Screen Shot 2019-10-29 at 8.52.31 AMBy Julie Etra

First and foremost, I want to thank my friend and fellow The Eye writer Linda Kelley for introducing me to Clara Valdes Hernandez, an excellent educator who focuses on Mexican culture and history, rather than grammar and phraseology, in her Spanish classes for her English-speaking students. Without Linda and Clara, I would never have known about this remarkable, unrenowned, and underappreciated Mexican. As a homework assignment from Clara, we were to watch the 2010 documentary Visa al Paraíso. Directed by Lillian Lieberman, a Mexican of Jewish descent, this documentary tells the story of Bosques, a Mexican diplomat, who saved approximately 40,000 Jews and Spaniards from execution by the Third Reich and Francoist Spain by issuing them visas to Mexico.  

Bosques was born on July 20, 1892, in Chiautla de Tapia, Mexico, a mountain village in the state of Puebla.  He died on July 4, 1995, in Mexico City at 102 years of age. Bosques was very active politically; at 17, he fought in the Mexican Revolution under the command of Aquiles Serdán (the first martyr/casualty of the Revolution), which began in Puebla.  He was a staunch promoter of public education, a major tenet of the Mexican Revolution. Prior to becoming a career diplomat, he was a journalist and state legislator. In 1938 he oversaw the Mexican government’s newspaper, El Nacional.  

Following the outbreak of WWII and the fall of the Spanish republic in 1939, Bosques was appointed Mexico’s Consul General to Paris, France, by then President Lázaro Cárdenas.  Bosques was originally mandated to protect Mexicans trapped in Spain; as the Nazi onslaught became more apparent, his mission was expanded to save as many people as possible fleeing the Nazi horror and the fall of Spain to the fascist dictator Francisco Franco Bahamondein (aka Franco) and grant them Mexican citizenship.  Cárdenas supported the Spanish republic against the supporters of Franco, who included Hitler and Mussolini.  On March 18, 1938, Cárdenas signed an order expropriating the assets of nearly all of the foreign oil companies operating in Mexico, which were mostly American. Being preoccupied with implementation of this order, among other complicated aspects of governance, Cárdenas mostly left Bosques to his own devices to carry out his government’s wishes.

On June 22, 1940, France fell to Germany, and the Vichy government was installed. The Vichy government, in collaboration with the Germans, began rounding up Jews and deporting them to concentration camps. Although Bosques initially fled, he returned to establish the Mexican consulate in Marseille. He rented a castle and summer camp to house the refugees and claimed under international law that the property constituted Mexican territory and was therefore immune from Vichy governance and its policies.  The Mexican government provided shelter, food, medical treatment, and even entertainment. 
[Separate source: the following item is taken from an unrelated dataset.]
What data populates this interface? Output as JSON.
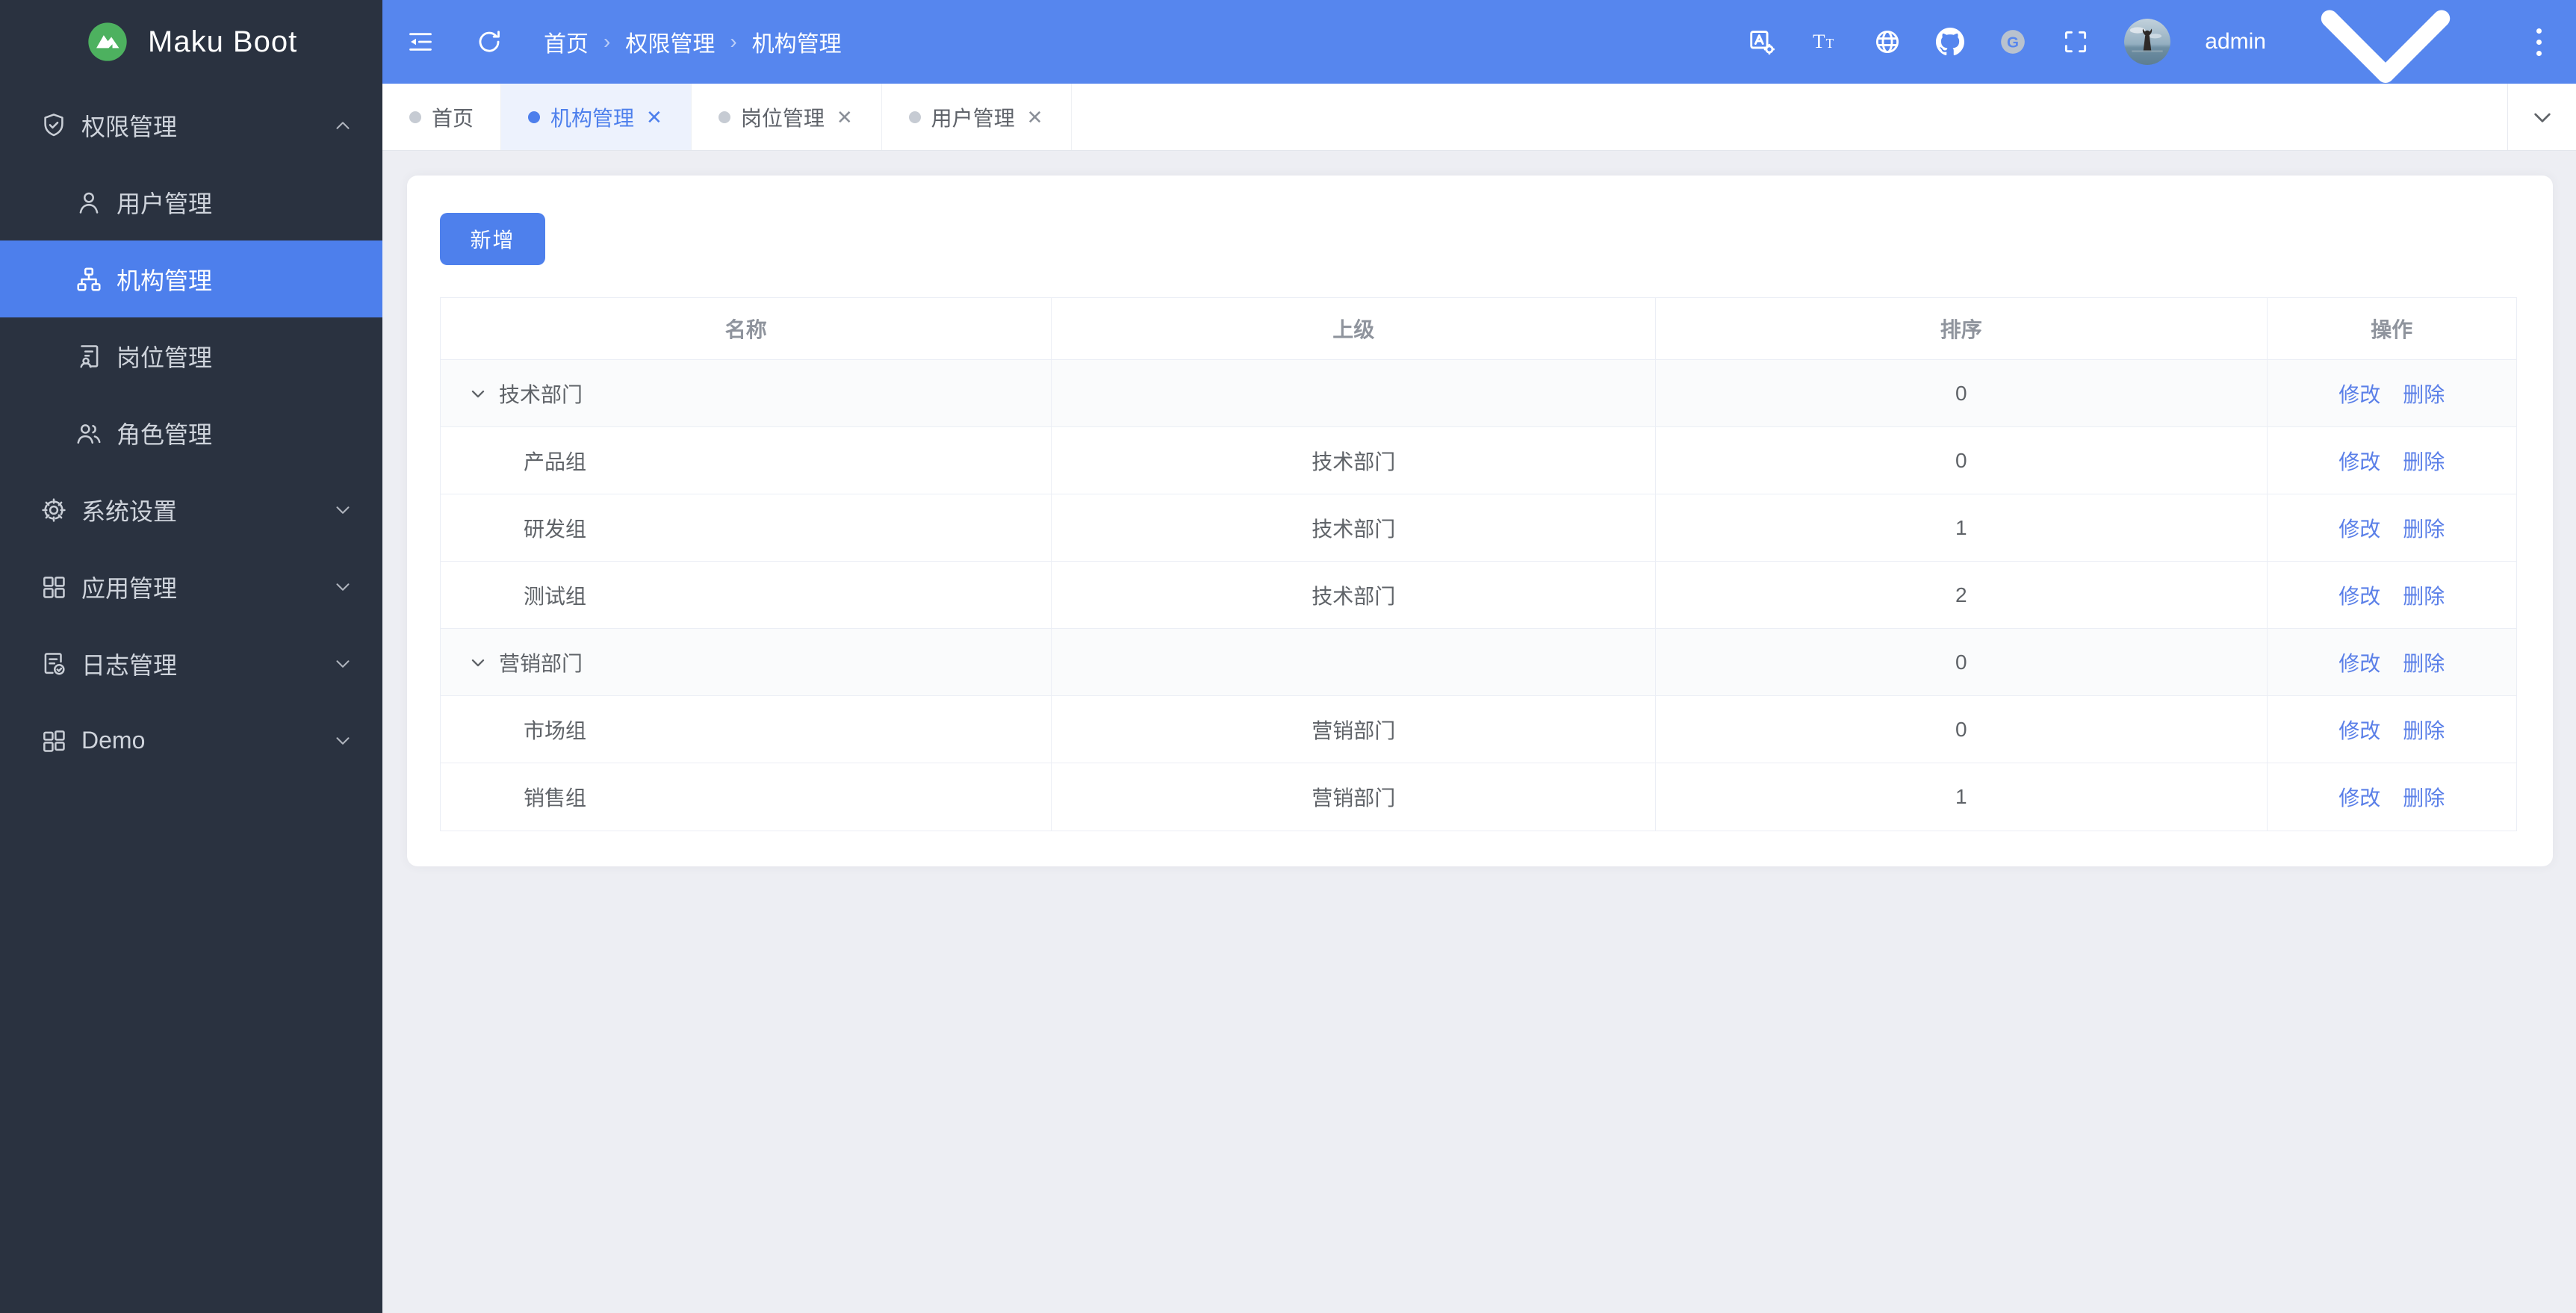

Bosques began issuing expedited visas to Jews, leaders of the Austrian and French Resistance, and Spaniards fleeing the fascist Franco regime. He exceeded instructions given to him by Cárdenas, as any refugee who approached him would get a letter from the Mexican consulate saying that he or she had a Mexican visa. Records are conflicting; some sources report that Bosques persuaded the Mexican government to send ships to the French coast to transport refugees to Mexico, but at the time Mexico had no ships and little revenue. Some refugees were sent to the French colonies in North Africa, mostly Casablanca, and from there took French ships to the island of Martinique in the Caribbean and then on to Mexico.  
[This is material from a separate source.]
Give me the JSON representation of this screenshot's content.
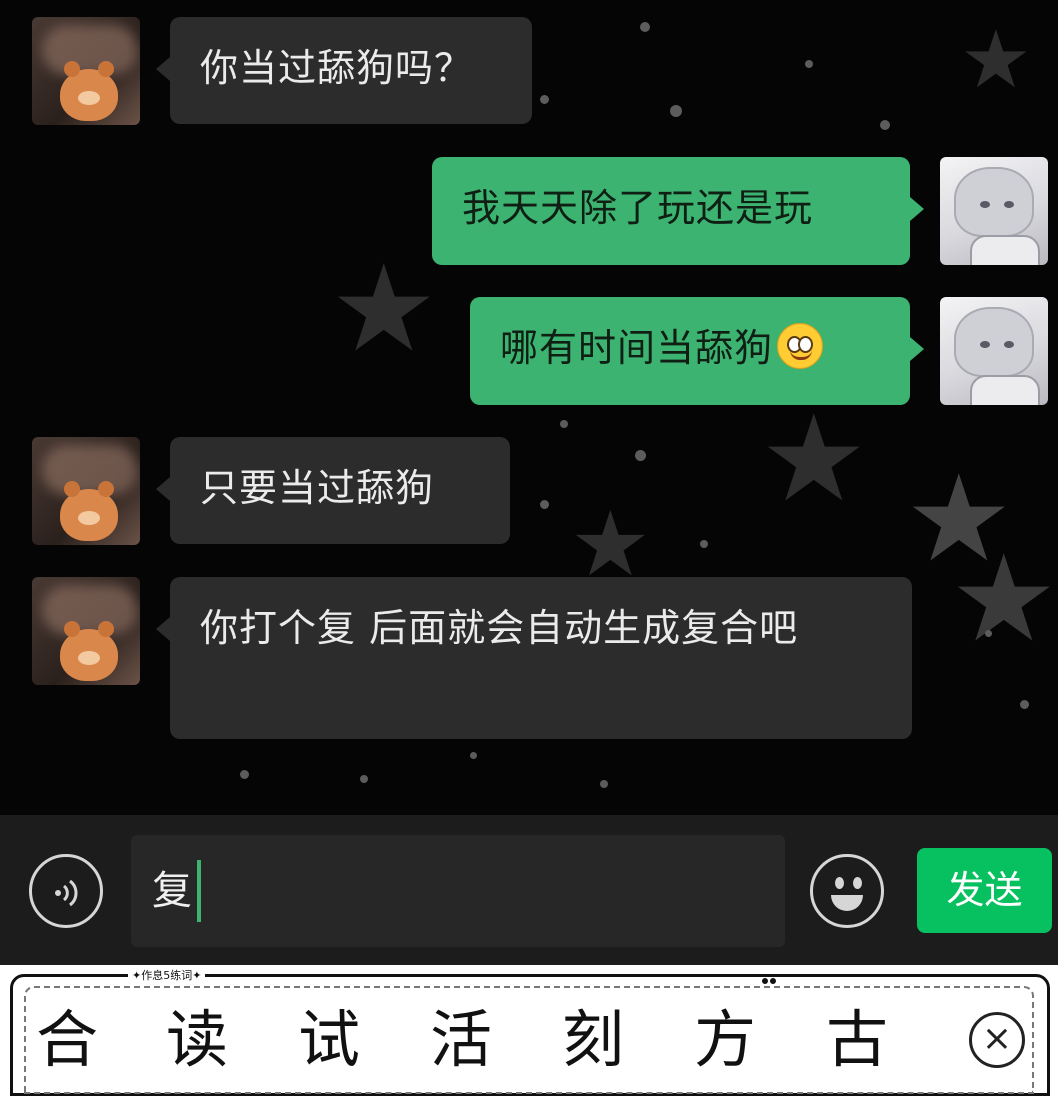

In 1943, German forces invaded and occupied the compound, arresting refuges awaiting departure to Mexico.  Bosques and his family, as well as 40 consular staff, were later arrested by the Gestapo and detained as prisoners in Germany for a year. They were released after the new Mexican President Manuel Ávila Camacho imprisoned German citizens in Mexico and then arranged a prisoner swap, and Bosques returned to Mexico. 
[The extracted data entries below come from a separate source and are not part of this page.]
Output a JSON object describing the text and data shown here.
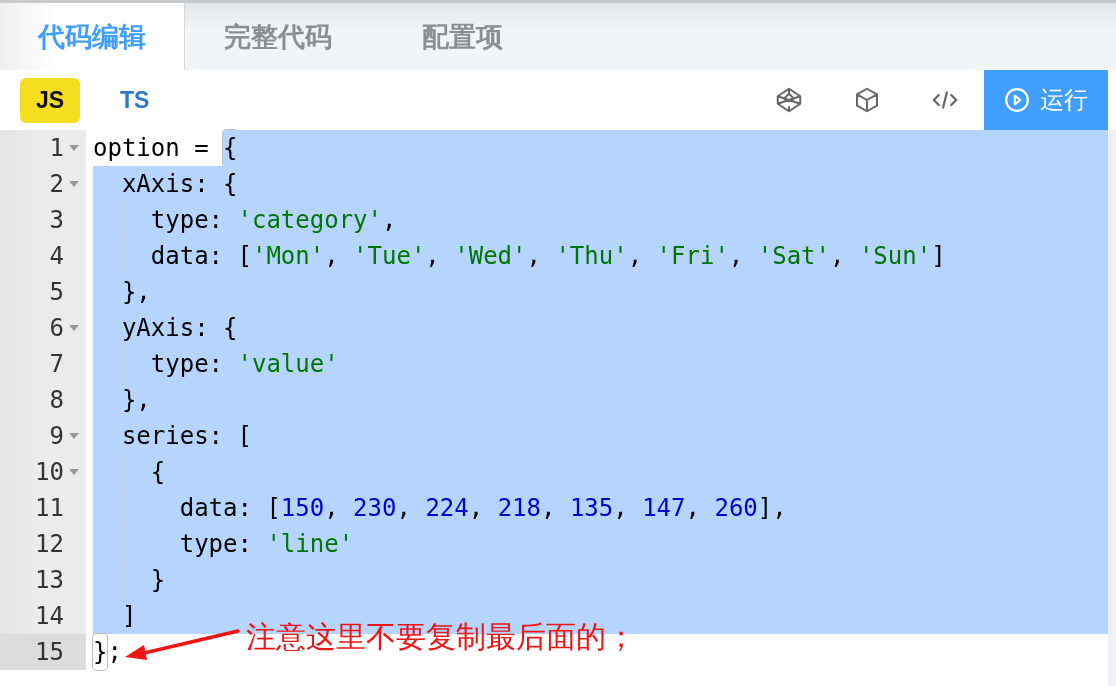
{
  "tabs": [
    {
      "label": "代码编辑",
      "selected": true
    },
    {
      "label": "完整代码",
      "selected": false
    },
    {
      "label": "配置项",
      "selected": false
    }
  ],
  "languages": [
    {
      "label": "JS",
      "selected": true
    },
    {
      "label": "TS",
      "selected": false
    }
  ],
  "run_button": {
    "label": "运行"
  },
  "editor": {
    "lines": [
      {
        "number": "1",
        "foldable": true,
        "active": false,
        "tokens": [
          {
            "kind": "plain",
            "text": "option = ",
            "selected": false
          },
          {
            "kind": "match",
            "text": "{",
            "selected": true
          }
        ]
      },
      {
        "number": "2",
        "foldable": true,
        "active": false,
        "tokens": [
          {
            "kind": "plain",
            "text": "  xAxis: {",
            "selected": true
          }
        ]
      },
      {
        "number": "3",
        "foldable": false,
        "active": false,
        "tokens": [
          {
            "kind": "plain",
            "text": "    type: ",
            "selected": true
          },
          {
            "kind": "string",
            "text": "'category'",
            "selected": true
          },
          {
            "kind": "plain",
            "text": ",",
            "selected": true
          }
        ]
      },
      {
        "number": "4",
        "foldable": false,
        "active": false,
        "tokens": [
          {
            "kind": "plain",
            "text": "    data: [",
            "selected": true
          },
          {
            "kind": "string",
            "text": "'Mon'",
            "selected": true
          },
          {
            "kind": "plain",
            "text": ", ",
            "selected": true
          },
          {
            "kind": "string",
            "text": "'Tue'",
            "selected": true
          },
          {
            "kind": "plain",
            "text": ", ",
            "selected": true
          },
          {
            "kind": "string",
            "text": "'Wed'",
            "selected": true
          },
          {
            "kind": "plain",
            "text": ", ",
            "selected": true
          },
          {
            "kind": "string",
            "text": "'Thu'",
            "selected": true
          },
          {
            "kind": "plain",
            "text": ", ",
            "selected": true
          },
          {
            "kind": "string",
            "text": "'Fri'",
            "selected": true
          },
          {
            "kind": "plain",
            "text": ", ",
            "selected": true
          },
          {
            "kind": "string",
            "text": "'Sat'",
            "selected": true
          },
          {
            "kind": "plain",
            "text": ", ",
            "selected": true
          },
          {
            "kind": "string",
            "text": "'Sun'",
            "selected": true
          },
          {
            "kind": "plain",
            "text": "]",
            "selected": true
          }
        ]
      },
      {
        "number": "5",
        "foldable": false,
        "active": false,
        "tokens": [
          {
            "kind": "plain",
            "text": "  },",
            "selected": true
          }
        ]
      },
      {
        "number": "6",
        "foldable": true,
        "active": false,
        "tokens": [
          {
            "kind": "plain",
            "text": "  yAxis: {",
            "selected": true
          }
        ]
      },
      {
        "number": "7",
        "foldable": false,
        "active": false,
        "tokens": [
          {
            "kind": "plain",
            "text": "    type: ",
            "selected": true
          },
          {
            "kind": "string",
            "text": "'value'",
            "selected": true
          }
        ]
      },
      {
        "number": "8",
        "foldable": false,
        "active": false,
        "tokens": [
          {
            "kind": "plain",
            "text": "  },",
            "selected": true
          }
        ]
      },
      {
        "number": "9",
        "foldable": true,
        "active": false,
        "tokens": [
          {
            "kind": "plain",
            "text": "  series: [",
            "selected": true
          }
        ]
      },
      {
        "number": "10",
        "foldable": true,
        "active": false,
        "tokens": [
          {
            "kind": "plain",
            "text": "    {",
            "selected": true
          }
        ]
      },
      {
        "number": "11",
        "foldable": false,
        "active": false,
        "tokens": [
          {
            "kind": "plain",
            "text": "      data: [",
            "selected": true
          },
          {
            "kind": "number",
            "text": "150",
            "selected": true
          },
          {
            "kind": "plain",
            "text": ", ",
            "selected": true
          },
          {
            "kind": "number",
            "text": "230",
            "selected": true
          },
          {
            "kind": "plain",
            "text": ", ",
            "selected": true
          },
          {
            "kind": "number",
            "text": "224",
            "selected": true
          },
          {
            "kind": "plain",
            "text": ", ",
            "selected": true
          },
          {
            "kind": "number",
            "text": "218",
            "selected": true
          },
          {
            "kind": "plain",
            "text": ", ",
            "selected": true
          },
          {
            "kind": "number",
            "text": "135",
            "selected": true
          },
          {
            "kind": "plain",
            "text": ", ",
            "selected": true
          },
          {
            "kind": "number",
            "text": "147",
            "selected": true
          },
          {
            "kind": "plain",
            "text": ", ",
            "selected": true
          },
          {
            "kind": "number",
            "text": "260",
            "selected": true
          },
          {
            "kind": "plain",
            "text": "],",
            "selected": true
          }
        ]
      },
      {
        "number": "12",
        "foldable": false,
        "active": false,
        "tokens": [
          {
            "kind": "plain",
            "text": "      type: ",
            "selected": true
          },
          {
            "kind": "string",
            "text": "'line'",
            "selected": true
          }
        ]
      },
      {
        "number": "13",
        "foldable": false,
        "active": false,
        "tokens": [
          {
            "kind": "plain",
            "text": "    }",
            "selected": true
          }
        ]
      },
      {
        "number": "14",
        "foldable": false,
        "active": false,
        "tokens": [
          {
            "kind": "plain",
            "text": "  ]",
            "selected": true
          }
        ]
      },
      {
        "number": "15",
        "foldable": false,
        "active": true,
        "tokens": [
          {
            "kind": "match",
            "text": "}",
            "selected": false
          },
          {
            "kind": "plain",
            "text": ";",
            "selected": false
          }
        ]
      }
    ]
  },
  "annotation": {
    "text": "注意这里不要复制最后面的；"
  }
}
After the war, he served as the Mexican Ambassador to several countries, including Portugal, Finland, Sweden, and Cuba.

His heroism was never recognized during his lifetime. Recognition began in 2003, when the City Hall of Vienna, together with the Mexican Embassy and the Raoul Wallenberg Foundation, dedicated a boulevard to Bosques. The “Promenade Gilberto Bosques” was inaugurated on June 4, 2003, with Bosques’ daughters, Laura and Maria Teresa, in attendance. In 2007 a photographic exhibition in his honor was presented at the Jewish and Holocaust History Museum in the Condesa neighborhood in Mexico City; the exhibit traveled to Xalapa, Veracruz, in 2008; in that same year, the Anti-Defamation League honored Bosques with its Courage to Care Award. In Visa al Paraíso, Ms. Liberman interviews 16 people, among them his daughter, people whom Bosques saved, and historians.